The President feared for their safety, but also feared possible

sabotage. Despite such World War II fears, U.S. scholars never discovered

any evidence of threats by Japanese-Americans.

An estimated 120,000 Japanese-Americans on the West Coast would be

transported to inland locations. Ironically, many of the dedicated

Japanese-Amercians, in time, would volunteer to join an Army division

that would become one of the most honored divisions in World War II after

fighting in Italy and France.

Many of the friends of Ikeda and Matoba would express sorrow over the

developments, but would continue on in high spirits to build a

championship football team at Harbor High.

Quarterback Ikeda and guard Matoba experienced the pleasure of playing

with fullback Harold Sheflin, who would become a No. 1 CIF selection in

‘42 after leading Newport to the league title and a CIF small schools

playoff final against Bonita. The Tars lost, 39-6.

They also became stout friends with quarterback Vernon Fitzpatrick,

who later lost his life while parachuting over Leyte, Philippines when

Japanese fighter pilots machine-gunned him in mid-air.

Joe Muniz, a ’44 blocking back, who lived near the Ikeda family in

west Costa Mesa, once said, “I’ll say this: When it came to football,

Fitzpatrick and Ikeda were about nip and tuck for guts.”

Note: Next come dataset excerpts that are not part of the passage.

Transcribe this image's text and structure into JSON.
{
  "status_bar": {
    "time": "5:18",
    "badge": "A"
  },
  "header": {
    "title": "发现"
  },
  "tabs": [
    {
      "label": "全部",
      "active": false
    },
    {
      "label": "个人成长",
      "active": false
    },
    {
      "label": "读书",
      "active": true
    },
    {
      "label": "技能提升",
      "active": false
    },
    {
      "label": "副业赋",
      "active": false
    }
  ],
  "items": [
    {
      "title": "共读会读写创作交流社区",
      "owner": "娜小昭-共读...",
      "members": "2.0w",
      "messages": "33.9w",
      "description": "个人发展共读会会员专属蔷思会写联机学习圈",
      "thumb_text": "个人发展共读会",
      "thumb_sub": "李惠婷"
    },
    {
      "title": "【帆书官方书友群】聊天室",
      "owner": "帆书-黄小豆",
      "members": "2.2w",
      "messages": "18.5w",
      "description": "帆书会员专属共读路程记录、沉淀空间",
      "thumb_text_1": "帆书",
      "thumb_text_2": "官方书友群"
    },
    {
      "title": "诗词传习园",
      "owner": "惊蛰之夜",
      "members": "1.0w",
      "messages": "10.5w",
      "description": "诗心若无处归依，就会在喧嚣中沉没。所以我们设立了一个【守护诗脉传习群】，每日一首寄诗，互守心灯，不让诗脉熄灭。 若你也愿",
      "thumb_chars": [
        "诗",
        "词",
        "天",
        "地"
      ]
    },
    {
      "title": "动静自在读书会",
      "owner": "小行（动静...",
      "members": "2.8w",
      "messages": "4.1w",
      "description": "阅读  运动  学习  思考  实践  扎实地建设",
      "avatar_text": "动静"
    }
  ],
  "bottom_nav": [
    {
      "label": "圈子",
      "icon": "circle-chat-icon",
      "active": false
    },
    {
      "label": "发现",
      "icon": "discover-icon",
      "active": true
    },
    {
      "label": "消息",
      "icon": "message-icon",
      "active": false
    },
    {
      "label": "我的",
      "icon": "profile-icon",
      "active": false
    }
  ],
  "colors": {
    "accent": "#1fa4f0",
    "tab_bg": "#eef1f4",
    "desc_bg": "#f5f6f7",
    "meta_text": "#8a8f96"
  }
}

After the homes were seized and the farms were vacated, the

government, according to former Newport Mayor Ruthelyn Plummer, a Newport

student and song leader in the early 40s.

“Rotating buses would come once a week to take the boys and girls in

gym teams out to harvest the crops,” Plummer said. “Our high school

became a source of labor. I remember picking strawberries. And it was

backbreaking work. I’ll never forget it. I don’t know whose idea it was,

but it was an ingenious one to save all those valued crops.”

She often dated Fitzpatrick before he left to join the paratroopers in

Georgia for training.

The ’42 coach, Wendell Pickens, made certain he could visit with Ikeda

before he left for Parker, Ariz. Ikeda said he always valued the

compassionate gestures.

Was there a premonition about a superb year in early September of ‘42?

“Yes,” tailback Ed Miller said. “I think we felt we were better, but

not that we weren’t apprehensive. Yet there was something about that

whole experience I could never forget, made even more odd because war had

started. A lot left school (after the Bonita loss) to join the service.”

Somberly, Miller concluded, “It was almost unsaid that this football

season was our one last hurrah.”

With one of the toughest lines in the Southland, Newport hammered all

rivals into the turf, save for Santa Ana and Long Beach Jordan.

The Tars won those two, 7-0.

There were only 23 players on the ’42 varsity, but the second unit was

strong enough to hold its own if called upon.

Six rivals were held scoreless. During the regular season, Fullerton

scored 12 points while Excelsior and Huntington Beach could only score

seven each. The ’42 Tars scored 327 points in 10 games.

Newport placed five on the first All-Sunset League team, including

Sheflin, Fitzpatrick, Manuel Muniz, Bob Gaynor and Don Tripp. Four were

named to the second unit, including Carl Oberto, Paul Myrehn, Lorrie

Langmade and Tom McCorkell.

Sheflin was named to the CIF first team, while Muniz earned second

team recognition.

Pickens once said Fitzpatrick always made Newport two touchdowns

stronger.

Another lineman, Bill Neth, who ran a 10-4 100-yard dash, later made

the first team All-California squad in the junior college ranks while

playing for the Santa Ana College Dons. His brother, Roger, was a second

team tackle on the 42 Newport team. Later, he played first team with his

brother at Santa Ana.

Muniz would be named to one All-America team at Arizona State and

drafted by the New York Giants. However, he later rejected the Giants

because of injured knees.

A number of colleges had been interested in Sheflin, including USC,

but he would have to back away due to a lung injury from WWII before he

was blown off the deck of a ship. He had served as a deck gunner.

But they all made their marks in ’42.